Indeed, Zimbabwe's financial crisis is largely one of Mugabe's making. When majority rule came in 1980, Mugabe had urged the country's white farmers, many of whom came from families that had been there for generations, to stay and continue to work the land. The country thrived for a decade, shining not only as a model of peaceful coexistence, but also as an example of how newly independent or emancipated African countries could overcome the burdens of colonialism and become prosperous.

Then Mugabe changed: An economic downturn in the early 1990s caused Mugabe to turn on the white farmers. Farmers had their land expropriated and were often violently attacked in the process. The farms were then handed over to untrained workers who failed to produce enough food to feed the population. White farmers became scapegoats for all the country's ills, including the country monumental inflation, as well as a shield against criticism of other Mugabe policies, including involvement in foreign wars.

Mugabe's latest display of dictatorial flourish came with last year's presidential election, when, as happened recently in Iran, the results were (by most people's accounts) tampered with. Despite violence since that election, in February of this year, the challenger, the aforemenioned Tsvangiri, has taken the seat of prime minister and Mugabe has remained president. This "compromise," however, has been tainted with further abuses of power by Mugabe, which, again, is why Tsvangiri's fundraising efforts were less than successful — until now.

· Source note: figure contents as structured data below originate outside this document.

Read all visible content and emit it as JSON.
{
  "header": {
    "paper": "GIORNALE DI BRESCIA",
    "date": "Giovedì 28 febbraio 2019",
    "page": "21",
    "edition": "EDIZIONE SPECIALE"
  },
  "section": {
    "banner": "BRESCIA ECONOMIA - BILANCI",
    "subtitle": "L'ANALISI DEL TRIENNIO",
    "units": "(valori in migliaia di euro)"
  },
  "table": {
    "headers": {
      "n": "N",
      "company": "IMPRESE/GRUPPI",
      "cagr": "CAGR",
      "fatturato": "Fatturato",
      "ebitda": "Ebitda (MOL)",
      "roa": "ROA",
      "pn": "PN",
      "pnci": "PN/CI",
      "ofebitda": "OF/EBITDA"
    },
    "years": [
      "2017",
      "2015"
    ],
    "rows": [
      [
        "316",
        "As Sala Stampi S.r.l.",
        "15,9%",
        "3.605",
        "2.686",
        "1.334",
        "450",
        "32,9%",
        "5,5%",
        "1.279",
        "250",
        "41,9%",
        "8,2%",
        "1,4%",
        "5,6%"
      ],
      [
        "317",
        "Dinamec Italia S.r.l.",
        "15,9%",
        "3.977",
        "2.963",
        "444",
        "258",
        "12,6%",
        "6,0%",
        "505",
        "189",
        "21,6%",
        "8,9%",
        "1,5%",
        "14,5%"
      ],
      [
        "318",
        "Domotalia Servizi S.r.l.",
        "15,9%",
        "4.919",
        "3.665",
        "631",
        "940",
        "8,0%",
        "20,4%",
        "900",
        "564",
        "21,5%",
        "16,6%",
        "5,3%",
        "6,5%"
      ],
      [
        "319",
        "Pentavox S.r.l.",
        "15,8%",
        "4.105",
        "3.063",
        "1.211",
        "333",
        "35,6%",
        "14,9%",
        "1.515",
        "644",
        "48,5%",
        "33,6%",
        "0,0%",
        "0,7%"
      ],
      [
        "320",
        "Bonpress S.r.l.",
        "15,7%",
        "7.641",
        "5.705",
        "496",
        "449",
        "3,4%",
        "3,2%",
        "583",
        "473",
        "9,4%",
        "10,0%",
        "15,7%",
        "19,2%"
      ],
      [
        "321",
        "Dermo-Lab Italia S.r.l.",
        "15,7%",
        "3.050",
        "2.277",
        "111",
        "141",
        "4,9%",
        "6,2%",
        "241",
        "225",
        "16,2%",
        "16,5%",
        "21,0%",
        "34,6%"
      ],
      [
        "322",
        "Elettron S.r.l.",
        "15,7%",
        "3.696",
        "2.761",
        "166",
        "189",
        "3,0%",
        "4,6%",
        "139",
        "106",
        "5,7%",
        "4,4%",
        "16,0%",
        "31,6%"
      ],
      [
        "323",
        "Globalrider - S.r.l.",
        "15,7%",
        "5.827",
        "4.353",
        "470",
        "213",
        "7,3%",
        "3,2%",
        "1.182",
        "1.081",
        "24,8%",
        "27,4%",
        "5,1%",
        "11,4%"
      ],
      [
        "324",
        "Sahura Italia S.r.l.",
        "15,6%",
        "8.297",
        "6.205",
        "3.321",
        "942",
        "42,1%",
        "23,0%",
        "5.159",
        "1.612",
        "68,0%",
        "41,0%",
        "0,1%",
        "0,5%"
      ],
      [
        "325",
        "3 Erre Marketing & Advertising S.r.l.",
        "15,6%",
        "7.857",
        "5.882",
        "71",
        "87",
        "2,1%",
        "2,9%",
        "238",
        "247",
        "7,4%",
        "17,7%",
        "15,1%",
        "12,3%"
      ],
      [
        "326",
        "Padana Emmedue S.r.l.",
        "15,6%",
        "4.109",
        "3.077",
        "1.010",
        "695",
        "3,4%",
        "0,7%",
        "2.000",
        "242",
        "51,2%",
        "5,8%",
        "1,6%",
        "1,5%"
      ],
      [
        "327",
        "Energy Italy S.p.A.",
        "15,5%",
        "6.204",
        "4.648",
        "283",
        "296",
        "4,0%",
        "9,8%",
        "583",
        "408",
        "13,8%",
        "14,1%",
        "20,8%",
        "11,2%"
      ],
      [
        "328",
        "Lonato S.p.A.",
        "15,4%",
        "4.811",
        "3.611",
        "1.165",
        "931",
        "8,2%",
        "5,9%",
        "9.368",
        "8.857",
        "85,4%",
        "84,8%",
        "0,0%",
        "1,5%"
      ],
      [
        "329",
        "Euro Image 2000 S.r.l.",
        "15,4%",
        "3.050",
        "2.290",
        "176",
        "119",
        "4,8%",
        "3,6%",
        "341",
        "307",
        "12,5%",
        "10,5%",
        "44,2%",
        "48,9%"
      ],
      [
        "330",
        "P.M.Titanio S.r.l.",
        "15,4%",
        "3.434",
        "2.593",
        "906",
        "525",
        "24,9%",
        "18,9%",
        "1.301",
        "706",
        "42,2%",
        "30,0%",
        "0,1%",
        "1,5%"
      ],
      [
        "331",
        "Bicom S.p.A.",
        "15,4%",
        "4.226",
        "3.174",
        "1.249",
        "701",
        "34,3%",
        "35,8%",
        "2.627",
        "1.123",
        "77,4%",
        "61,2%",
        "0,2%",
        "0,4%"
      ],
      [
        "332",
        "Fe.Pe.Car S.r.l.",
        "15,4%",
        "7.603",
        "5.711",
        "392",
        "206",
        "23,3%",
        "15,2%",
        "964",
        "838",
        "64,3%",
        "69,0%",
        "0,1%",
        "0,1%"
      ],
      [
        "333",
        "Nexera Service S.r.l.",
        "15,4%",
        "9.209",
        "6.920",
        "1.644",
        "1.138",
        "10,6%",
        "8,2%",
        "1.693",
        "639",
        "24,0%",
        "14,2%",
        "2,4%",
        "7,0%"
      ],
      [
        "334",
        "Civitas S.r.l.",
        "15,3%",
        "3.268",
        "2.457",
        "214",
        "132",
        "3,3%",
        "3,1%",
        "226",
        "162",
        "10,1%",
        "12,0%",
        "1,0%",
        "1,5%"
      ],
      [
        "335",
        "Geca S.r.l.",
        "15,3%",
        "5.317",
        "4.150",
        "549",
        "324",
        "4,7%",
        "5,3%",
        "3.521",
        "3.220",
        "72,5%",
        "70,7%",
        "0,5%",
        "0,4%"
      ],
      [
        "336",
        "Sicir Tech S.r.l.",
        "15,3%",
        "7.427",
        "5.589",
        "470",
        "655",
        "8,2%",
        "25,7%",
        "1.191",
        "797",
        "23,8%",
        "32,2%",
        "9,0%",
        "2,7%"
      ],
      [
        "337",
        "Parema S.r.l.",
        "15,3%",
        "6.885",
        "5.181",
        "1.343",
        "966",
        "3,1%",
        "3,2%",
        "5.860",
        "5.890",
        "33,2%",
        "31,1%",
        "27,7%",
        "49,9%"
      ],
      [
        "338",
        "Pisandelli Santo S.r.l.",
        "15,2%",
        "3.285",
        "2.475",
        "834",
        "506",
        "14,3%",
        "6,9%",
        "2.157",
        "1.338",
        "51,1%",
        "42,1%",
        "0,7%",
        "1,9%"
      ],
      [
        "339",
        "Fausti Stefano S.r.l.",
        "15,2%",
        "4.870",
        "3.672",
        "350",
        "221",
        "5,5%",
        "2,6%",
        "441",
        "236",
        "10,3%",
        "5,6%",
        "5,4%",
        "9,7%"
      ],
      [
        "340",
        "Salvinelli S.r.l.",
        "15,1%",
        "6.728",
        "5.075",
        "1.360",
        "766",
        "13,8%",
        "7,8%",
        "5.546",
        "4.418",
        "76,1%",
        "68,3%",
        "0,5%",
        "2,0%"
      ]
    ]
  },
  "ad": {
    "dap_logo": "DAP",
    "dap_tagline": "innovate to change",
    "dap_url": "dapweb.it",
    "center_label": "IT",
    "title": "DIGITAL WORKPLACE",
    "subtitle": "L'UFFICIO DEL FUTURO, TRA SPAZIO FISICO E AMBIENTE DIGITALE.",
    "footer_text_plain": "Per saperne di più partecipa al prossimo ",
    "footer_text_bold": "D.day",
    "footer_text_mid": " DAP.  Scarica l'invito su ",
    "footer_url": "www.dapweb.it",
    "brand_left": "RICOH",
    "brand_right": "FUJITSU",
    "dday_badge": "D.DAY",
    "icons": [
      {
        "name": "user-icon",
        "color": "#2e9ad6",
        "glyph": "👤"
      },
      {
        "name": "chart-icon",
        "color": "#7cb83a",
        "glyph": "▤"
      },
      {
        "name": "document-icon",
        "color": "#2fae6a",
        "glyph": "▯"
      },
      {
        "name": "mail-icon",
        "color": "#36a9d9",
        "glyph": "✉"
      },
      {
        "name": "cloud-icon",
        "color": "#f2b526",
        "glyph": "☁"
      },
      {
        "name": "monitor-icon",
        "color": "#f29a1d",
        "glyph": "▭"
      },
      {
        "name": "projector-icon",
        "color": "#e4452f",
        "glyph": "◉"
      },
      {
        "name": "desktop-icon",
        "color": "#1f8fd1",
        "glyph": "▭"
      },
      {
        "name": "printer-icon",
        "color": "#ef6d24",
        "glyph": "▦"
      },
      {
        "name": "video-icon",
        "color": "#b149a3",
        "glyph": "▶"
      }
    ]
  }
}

If the thinking behind the U.S. and Europe's refusal to provide larger amounts of aid to Zimbabwe was that reform was still needed (and, while they don't say it out loud, the U.S. and Europe's leaders are all in almost universal agreement that Mugabe has to go), then it's possible that China's billion-dollar loan has given the régime in Zimbabwe as it is currently consisted a new lease on life.

And, frankly, that's a shame. While, on the one hand, ongoing humanitarian crises in Zimbabwe need to be addressed and financial aid is one of the only ways to do this, while Mugabe remains in power, it's likely that corruption will continue and any aid given to Zimbabwe will be misappropriated. The Obama administration's strategy seems to have been to keep pressure on Mugabe through sanctions while giving Zimbabwe's government enough money to prevent collapse but still keep the heat up. China has attached no such conditions — it would be foolish to think they would have. China's aid to Zimbabwe, in the end, is the extension of the people of Zimbabwe's sentence under the iron heel of Mugabe.